Ohio Turnpike funding pushes forward 2 Canfield water projects
By ROBERT CONNELLY
CANFIELD
The township received state funding for two water projects, one to begin this summer and the other next summer.
They are for storm-sewer work on Pebble Beach Drive and erosion-mitigation work on Mercedes Place. Both projects will receive funds through the Ohio Turnpike Mitigation Project.
The first project to get funding is to work on pipes under Pebble Beach Drive. That work could start in mid- or late July. The project’s total cost is $200,000, with the turnpike mitigation fund paying $170,000. Two engineering firms are working together on the project: Greenleaf Development Services and RJH Consulting Services LLC, both of Warren.
Township Administrator Keith Rogers said the project is “storm-sewer replacement due to the sediment build up and deterioration of the pipe.”
One of the 48-inch pipes in that development has filled three-fourths full of sediment and stone, blocking the free flow of water in the piping, he said.
Work on Mercedes Place, a development near the intersection of U.S. Route 224 and Tippecanoe Road, will begin sometime after July 1, 2016, Rogers said. Mercedes Place features many driveways with multiple condos in each driveway. This project affects 22 units.
Rogers said pipes carrying water off the turnpike run along a drainage ditch that runs parallel to the back end of the condos. The water from the turnpike would “just sit there and spin and erode the embankment,” Rogers explained.
The project is worth $171,859, with turnpike mitigation funding paying $144,359. The township’s cost is mostly for engineering costs for the same engineers from the Pebble Beach project.
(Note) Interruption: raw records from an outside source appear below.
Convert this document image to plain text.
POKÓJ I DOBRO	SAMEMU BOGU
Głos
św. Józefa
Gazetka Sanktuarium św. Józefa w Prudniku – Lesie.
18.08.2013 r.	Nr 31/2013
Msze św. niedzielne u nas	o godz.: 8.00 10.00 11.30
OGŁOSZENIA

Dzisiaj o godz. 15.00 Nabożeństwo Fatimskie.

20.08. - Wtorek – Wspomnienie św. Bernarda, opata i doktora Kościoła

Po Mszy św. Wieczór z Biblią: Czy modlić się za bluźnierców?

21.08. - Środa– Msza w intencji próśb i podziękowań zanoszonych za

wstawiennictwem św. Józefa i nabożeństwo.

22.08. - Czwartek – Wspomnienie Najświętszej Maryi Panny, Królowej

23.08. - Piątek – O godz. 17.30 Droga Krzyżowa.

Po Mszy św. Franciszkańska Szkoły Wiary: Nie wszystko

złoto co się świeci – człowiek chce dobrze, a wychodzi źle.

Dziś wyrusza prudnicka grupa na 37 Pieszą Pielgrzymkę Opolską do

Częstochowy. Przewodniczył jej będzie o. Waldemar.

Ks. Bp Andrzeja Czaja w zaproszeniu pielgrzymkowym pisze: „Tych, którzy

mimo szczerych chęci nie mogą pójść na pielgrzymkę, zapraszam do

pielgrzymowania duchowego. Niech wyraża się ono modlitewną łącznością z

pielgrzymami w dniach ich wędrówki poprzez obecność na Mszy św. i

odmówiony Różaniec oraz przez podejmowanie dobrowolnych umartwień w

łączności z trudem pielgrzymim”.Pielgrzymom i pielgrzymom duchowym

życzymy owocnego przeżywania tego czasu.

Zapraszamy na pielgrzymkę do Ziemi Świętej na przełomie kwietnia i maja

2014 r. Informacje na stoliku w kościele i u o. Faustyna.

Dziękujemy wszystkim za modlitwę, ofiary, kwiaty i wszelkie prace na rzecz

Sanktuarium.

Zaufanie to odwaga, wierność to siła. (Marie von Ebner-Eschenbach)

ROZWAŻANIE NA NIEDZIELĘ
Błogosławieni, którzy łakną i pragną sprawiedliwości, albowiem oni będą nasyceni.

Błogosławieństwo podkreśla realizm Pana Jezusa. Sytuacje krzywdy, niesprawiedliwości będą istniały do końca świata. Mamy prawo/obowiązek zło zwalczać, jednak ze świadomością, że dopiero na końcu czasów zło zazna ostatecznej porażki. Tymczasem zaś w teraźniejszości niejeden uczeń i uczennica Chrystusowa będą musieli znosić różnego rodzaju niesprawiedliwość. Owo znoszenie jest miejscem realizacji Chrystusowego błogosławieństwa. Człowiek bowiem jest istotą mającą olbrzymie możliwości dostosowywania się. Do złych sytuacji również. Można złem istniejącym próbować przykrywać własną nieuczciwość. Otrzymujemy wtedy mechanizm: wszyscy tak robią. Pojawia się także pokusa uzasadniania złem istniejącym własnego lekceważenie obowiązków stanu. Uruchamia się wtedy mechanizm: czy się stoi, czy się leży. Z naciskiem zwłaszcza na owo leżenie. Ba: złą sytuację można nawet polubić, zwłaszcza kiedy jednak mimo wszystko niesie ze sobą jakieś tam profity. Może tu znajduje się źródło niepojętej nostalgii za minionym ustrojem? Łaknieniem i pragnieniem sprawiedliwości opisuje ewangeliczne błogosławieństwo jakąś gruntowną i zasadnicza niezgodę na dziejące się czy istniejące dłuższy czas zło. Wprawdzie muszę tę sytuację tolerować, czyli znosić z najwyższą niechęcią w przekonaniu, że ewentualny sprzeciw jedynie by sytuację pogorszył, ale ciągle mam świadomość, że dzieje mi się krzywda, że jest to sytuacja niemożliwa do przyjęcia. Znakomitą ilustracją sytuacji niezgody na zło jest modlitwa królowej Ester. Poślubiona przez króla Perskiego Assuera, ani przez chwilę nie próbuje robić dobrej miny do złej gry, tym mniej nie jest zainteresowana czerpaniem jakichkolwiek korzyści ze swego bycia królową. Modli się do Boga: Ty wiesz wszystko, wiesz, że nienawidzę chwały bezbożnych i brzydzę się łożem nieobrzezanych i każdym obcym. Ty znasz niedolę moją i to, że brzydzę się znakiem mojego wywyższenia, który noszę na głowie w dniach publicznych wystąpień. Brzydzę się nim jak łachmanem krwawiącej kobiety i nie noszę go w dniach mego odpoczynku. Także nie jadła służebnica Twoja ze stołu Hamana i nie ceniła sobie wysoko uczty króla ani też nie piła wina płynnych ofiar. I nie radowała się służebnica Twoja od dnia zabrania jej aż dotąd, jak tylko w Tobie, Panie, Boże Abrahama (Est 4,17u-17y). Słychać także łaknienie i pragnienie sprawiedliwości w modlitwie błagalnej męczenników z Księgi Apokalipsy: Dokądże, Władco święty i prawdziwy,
After digging into the hill that backs up to the turnpike drainage ditch, crews will put together stones in a wire meshlike basket to build up steps. Those steps, once installed, will be covered back up by dirt to stabilize the hill on the back end of the Mercedes development and protect its drainage pipe.
Ohio Senate Minority Leader Joe Schiavoni of Boardman, D-33rd, once lived in the development and wrote a letter on behalf of the project that was dated March 9. He said he lived there from 2008 to 2011. “You could see [the erosion] with the naked eye where the properties were ending were eroding more and more,” Schiavoni wrote.
He talked about the last condo owner, who was right next to the erosion. “You could see that eventually the land was just going to erode right underneath his condo. It was just a matter of time,” Schiavoni said.